The question that France is posing to the world is this: Can one progress toward true respect of these universal values without relying on some sort of "laicity"? To disarm fundamentalism, notably Islamic fundamentalism, can we give up laïcité, which builds a neutral space for all of us?
It isn't a lack of understanding of history that makes the French head scarf ban seem wrong to Americans, it is respect for individual freedom. Coq's "neutral space for all" benefits those whose religion imposes no clothing requirements, just as enforced silence benefits those with nothing to say. Bans on articles of clothing might still be justifiable, but this attempt to convince us by insulting our knowledge of history and invoking superficial neutrality is quite feeble.
So Nina got Tonya and me to start blogging, and Tonya thinks she was blog-empted by my post about bad eBay spelling, and Nina's blogging about the NYT article about the horrible germ infestation of the common kitchen sponge, which I was this close to blogging about. But dialogue--diablog--is possible. Just as the internet teems with misspellings and the kitchen teems with bacteria, so there is room for all to blog all they want about about spelling and sponges.
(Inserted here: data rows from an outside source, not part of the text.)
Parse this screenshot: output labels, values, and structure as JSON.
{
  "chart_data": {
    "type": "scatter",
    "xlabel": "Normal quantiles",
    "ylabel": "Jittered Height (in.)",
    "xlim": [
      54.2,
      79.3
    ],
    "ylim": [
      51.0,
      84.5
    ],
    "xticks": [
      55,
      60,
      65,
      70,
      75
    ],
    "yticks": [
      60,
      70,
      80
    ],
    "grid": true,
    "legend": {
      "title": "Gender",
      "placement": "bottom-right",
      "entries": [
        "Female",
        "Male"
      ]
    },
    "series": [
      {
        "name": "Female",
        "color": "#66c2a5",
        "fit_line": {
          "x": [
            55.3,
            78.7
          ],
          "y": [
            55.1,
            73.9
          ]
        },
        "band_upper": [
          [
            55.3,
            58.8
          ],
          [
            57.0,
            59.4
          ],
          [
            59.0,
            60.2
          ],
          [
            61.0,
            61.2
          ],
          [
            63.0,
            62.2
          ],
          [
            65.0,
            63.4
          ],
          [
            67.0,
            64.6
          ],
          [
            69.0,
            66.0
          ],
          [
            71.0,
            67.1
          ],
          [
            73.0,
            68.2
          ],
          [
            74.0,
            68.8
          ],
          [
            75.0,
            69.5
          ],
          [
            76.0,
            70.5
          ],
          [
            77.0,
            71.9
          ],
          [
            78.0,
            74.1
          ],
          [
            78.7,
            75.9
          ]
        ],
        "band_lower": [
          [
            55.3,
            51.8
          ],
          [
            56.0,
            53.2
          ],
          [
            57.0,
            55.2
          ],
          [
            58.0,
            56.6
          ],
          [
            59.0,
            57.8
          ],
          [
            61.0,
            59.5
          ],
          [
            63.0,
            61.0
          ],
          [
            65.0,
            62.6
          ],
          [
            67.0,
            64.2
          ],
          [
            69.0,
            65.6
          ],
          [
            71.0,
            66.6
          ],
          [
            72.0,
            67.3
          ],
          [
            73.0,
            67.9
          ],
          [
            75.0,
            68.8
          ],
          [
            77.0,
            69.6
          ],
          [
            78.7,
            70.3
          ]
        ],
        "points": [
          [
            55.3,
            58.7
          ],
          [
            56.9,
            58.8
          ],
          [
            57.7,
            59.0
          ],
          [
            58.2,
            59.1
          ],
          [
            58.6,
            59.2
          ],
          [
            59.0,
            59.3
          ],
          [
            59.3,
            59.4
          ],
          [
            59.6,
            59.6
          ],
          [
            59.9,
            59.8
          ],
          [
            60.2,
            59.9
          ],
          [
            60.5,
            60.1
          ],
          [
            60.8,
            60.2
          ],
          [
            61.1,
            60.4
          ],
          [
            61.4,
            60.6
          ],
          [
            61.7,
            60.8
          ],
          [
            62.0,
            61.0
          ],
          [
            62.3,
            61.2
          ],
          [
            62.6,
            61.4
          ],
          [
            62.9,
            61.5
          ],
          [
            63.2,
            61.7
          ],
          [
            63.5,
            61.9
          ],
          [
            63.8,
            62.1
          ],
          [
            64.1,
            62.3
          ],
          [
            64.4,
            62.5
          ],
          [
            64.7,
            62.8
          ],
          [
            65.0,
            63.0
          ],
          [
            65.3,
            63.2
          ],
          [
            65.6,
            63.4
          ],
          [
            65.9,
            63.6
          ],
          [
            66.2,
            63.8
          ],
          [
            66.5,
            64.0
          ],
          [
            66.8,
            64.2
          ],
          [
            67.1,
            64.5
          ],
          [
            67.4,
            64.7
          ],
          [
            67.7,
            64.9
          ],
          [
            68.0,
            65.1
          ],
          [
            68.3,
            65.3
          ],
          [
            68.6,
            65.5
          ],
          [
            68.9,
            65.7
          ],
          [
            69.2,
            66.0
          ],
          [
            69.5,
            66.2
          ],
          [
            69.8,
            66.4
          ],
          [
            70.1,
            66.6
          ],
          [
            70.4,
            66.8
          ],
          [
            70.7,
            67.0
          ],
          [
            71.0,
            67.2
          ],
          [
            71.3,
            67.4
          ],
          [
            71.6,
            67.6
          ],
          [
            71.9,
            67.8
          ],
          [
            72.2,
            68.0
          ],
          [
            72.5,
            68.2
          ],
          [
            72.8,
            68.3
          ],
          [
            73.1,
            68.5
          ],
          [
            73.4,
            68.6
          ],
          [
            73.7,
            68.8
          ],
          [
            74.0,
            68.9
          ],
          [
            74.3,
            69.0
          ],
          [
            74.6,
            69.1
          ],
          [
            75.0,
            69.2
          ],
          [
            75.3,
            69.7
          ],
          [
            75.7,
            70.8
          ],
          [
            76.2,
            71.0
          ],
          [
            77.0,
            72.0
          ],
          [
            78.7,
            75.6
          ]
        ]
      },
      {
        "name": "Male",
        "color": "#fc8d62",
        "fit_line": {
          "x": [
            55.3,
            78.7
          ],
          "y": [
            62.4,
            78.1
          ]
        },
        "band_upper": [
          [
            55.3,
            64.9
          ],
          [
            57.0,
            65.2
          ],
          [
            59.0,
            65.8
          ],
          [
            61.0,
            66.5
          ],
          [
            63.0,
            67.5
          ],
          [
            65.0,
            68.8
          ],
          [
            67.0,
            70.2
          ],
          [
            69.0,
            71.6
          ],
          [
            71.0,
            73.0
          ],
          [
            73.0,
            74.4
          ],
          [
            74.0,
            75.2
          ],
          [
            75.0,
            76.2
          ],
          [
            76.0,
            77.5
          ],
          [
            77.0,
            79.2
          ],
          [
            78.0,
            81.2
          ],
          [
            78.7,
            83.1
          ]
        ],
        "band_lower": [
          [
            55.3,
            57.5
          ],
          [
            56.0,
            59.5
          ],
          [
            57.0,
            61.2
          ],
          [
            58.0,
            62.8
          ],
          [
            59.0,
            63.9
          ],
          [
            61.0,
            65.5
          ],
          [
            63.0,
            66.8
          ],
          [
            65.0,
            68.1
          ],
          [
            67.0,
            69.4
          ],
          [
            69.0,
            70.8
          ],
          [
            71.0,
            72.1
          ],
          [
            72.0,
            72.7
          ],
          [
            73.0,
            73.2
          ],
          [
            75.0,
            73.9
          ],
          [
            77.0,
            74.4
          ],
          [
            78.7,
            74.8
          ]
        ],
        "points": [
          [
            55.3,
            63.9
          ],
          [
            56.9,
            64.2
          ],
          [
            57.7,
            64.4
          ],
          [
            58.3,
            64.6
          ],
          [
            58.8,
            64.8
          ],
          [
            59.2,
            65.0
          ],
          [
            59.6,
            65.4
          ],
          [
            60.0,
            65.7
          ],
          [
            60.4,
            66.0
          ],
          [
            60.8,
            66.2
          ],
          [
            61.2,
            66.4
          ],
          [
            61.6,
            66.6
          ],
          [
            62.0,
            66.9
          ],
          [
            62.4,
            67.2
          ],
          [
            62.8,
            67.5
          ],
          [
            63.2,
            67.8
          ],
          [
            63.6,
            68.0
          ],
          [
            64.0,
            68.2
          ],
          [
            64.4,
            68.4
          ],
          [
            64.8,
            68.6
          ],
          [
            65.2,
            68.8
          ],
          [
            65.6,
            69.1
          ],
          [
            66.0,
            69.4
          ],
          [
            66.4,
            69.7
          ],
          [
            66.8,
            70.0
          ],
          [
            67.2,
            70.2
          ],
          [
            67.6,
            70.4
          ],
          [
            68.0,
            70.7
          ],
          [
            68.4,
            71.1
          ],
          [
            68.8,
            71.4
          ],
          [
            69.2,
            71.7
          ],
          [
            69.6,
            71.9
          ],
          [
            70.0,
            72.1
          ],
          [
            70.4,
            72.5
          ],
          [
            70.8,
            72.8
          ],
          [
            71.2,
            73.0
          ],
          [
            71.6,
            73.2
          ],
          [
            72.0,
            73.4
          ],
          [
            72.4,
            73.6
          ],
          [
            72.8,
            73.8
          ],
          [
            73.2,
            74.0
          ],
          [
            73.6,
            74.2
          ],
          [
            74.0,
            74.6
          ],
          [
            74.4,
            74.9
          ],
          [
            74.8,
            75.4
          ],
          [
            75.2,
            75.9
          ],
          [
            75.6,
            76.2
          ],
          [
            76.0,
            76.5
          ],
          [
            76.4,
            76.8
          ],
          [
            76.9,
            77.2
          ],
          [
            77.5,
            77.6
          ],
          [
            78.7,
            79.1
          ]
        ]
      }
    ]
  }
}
Read Tonya's discussion of the NAACP's giving an "Image Award" to the Dave Matthew's Band for its "dignified representation of people of color"--including lots of comments gleaned from fan sites ("DMB has the most obsessed, devoted, protective, over-analytical and hyper-critical fanbase in the music industry").

Check out Nina's blog too: she neatly connects the horrible sponge to the Oscar race, which is the kind of connection blogs live for.
Has there ever been a more beautiful movie poster than the one for "Big Fish"?
Wow! Visual Thesaurus! Language will never be the same.
Janet Frame, 1924-2004, "spells history hiss-tree to make an unsettling connection to Eden's serpent."
After a suicide attempt she spent eight years in mental hospitals in New Zealand, receiving 200 electroshock treatments. She was about to have a lobotomy when a hospital official read that she had won a literary prize. She was released.